El aprismo peruano se ha formado, por los que hoy son sus promotores, en el destierro que les impuso la tiranía de don Augusto Leguía, el "civilista" que acaudilló a los peruanos cuando hartos de "civilismo" creyeron encontrar en él el salvador, que resultó de aquellos de quienes aconseja desconfiar el doctor Alfredo L. Palacios. El aprismo ha surgido de la reflexión serena, y sus cuadros se han formado como escuelas de líderes, y en esto acusa un certero criterio de observación social. Las multitudes necesitan un hombre que enarbole en sus manos sus aspiraciones, eso es incontrovertible. El aprismo se ha dado un jefe, que no es sino el más apto, pero no el único, y el aprismo presentará ante las multitudes a este hombre, que ha prestigiado a los peruanos en su país con su denodada lucha contra la tiranía y en el exterior manteniendo siempre en alto su protesta y esclareciendo sus problemas sociales y económicos, que en mucho son los de casi todos los pueblos de nuestra América. Ese líder de líderes es Haya de la Torre, que así será elevado a conductor de multitudes. El aprismo peruano no será el hombre, el aprismo peruano será la idea.

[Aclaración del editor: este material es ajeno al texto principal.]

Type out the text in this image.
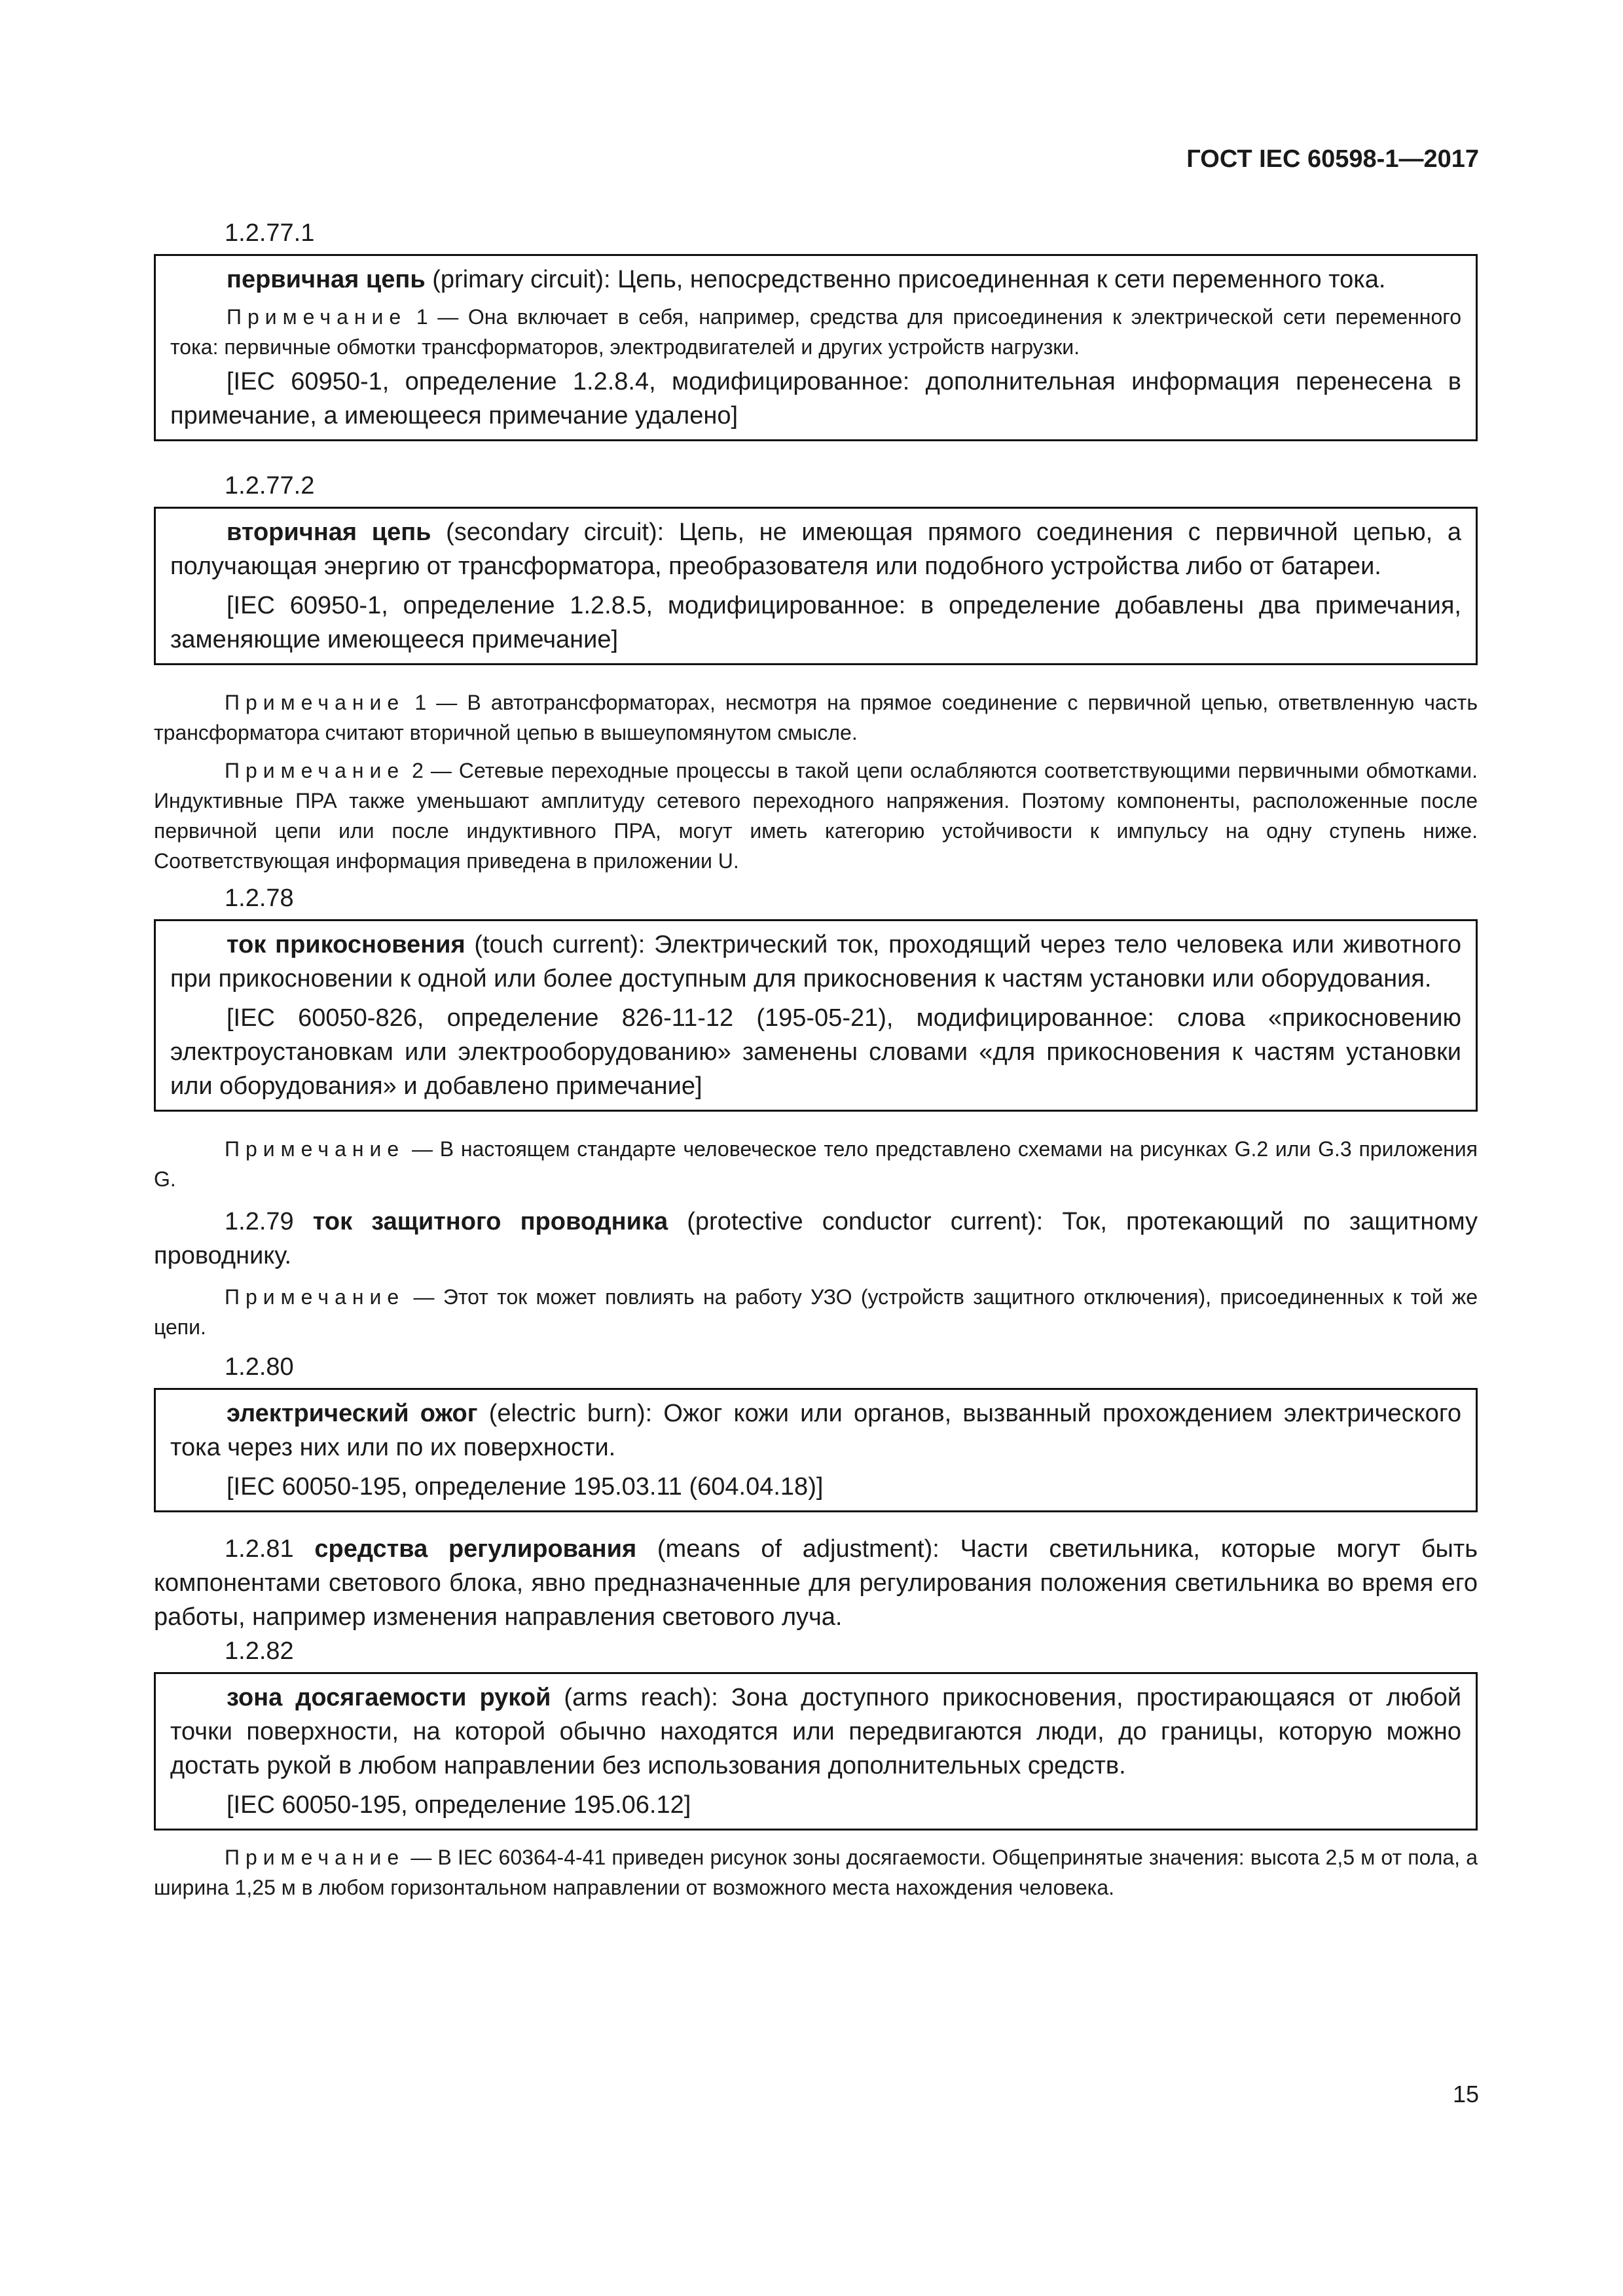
ГОСТ IEC 60598-1—2017

1.2.77.1

первичная цепь (primary circuit): Цепь, непосредственно присоединенная к сети переменного тока.

Примечание 1 — Она включает в себя, например, средства для присоединения к электрической сети переменного тока: первичные обмотки трансформаторов, электродвигателей и других устройств нагрузки.

[IEC 60950-1, определение 1.2.8.4, модифицированное: дополнительная информация перенесена в примечание, а имеющееся примечание удалено]

1.2.77.2

вторичная цепь (secondary circuit): Цепь, не имеющая прямого соединения с первичной цепью, а получающая энергию от трансформатора, преобразователя или подобного устройства либо от батареи.

[IEC 60950-1, определение 1.2.8.5, модифицированное: в определение добавлены два примечания, заменяющие имеющееся примечание]

Примечание 1 — В автотрансформаторах, несмотря на прямое соединение с первичной цепью, ответвленную часть трансформатора считают вторичной цепью в вышеупомянутом смысле.

Примечание 2 — Сетевые переходные процессы в такой цепи ослабляются соответствующими первичными обмотками. Индуктивные ПРА также уменьшают амплитуду сетевого переходного напряжения. Поэтому компоненты, расположенные после первичной цепи или после индуктивного ПРА, могут иметь категорию устойчивости к импульсу на одну ступень ниже. Соответствующая информация приведена в приложении U.

1.2.78

ток прикосновения (touch current): Электрический ток, проходящий через тело человека или животного при прикосновении к одной или более доступным для прикосновения к частям установки или оборудования.

[IEC 60050-826, определение 826-11-12 (195-05-21), модифицированное: слова «прикосновению электроустановкам или электрооборудованию» заменены словами «для прикосновения к частям установки или оборудования» и добавлено примечание]

Примечание — В настоящем стандарте человеческое тело представлено схемами на рисунках G.2 или G.3 приложения G.

1.2.79 ток защитного проводника (protective conductor current): Ток, протекающий по защитному проводнику.

Примечание — Этот ток может повлиять на работу УЗО (устройств защитного отключения), присоединенных к той же цепи.

1.2.80

электрический ожог (electric burn): Ожог кожи или органов, вызванный прохождением электрического тока через них или по их поверхности.

[IEC 60050-195, определение 195.03.11 (604.04.18)]

1.2.81 средства регулирования (means of adjustment): Части светильника, которые могут быть компонентами светового блока, явно предназначенные для регулирования положения светильника во время его работы, например изменения направления светового луча.

1.2.82

зона досягаемости рукой (arms reach): Зона доступного прикосновения, простирающаяся от любой точки поверхности, на которой обычно находятся или передвигаются люди, до границы, которую можно достать рукой в любом направлении без использования дополнительных средств.

[IEC 60050-195, определение 195.06.12]

Примечание — В IEC 60364-4-41 приведен рисунок зоны досягаемости. Общепринятые значения: высота 2,5 м от пола, а ширина 1,25 м в любом горизонтальном направлении от возможного места нахождения человека.

15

El aprismo, a través de la historia del Perú, no será lo que los anteriores partidos políticos; su vida no será la vida de su hoy máximo jefe: será si una etapa de la vida del Perú, porque sus hombres son líderes también y en su minuto sabrán tomar el comando: los lineamientos generales son directivas ideológicas tan avanzadas, que le permitirán renovarse con los nuevos tiempos: el aprismo será por muchos años la vanguardia del ideal en el Perú y en Indo América.

*Claridad. Revista de arte, crítica y letras, tribuna del pensamiento izquierdista. Año 9, Nº 219, Buenos Aires, 22 de noviembre de 1930.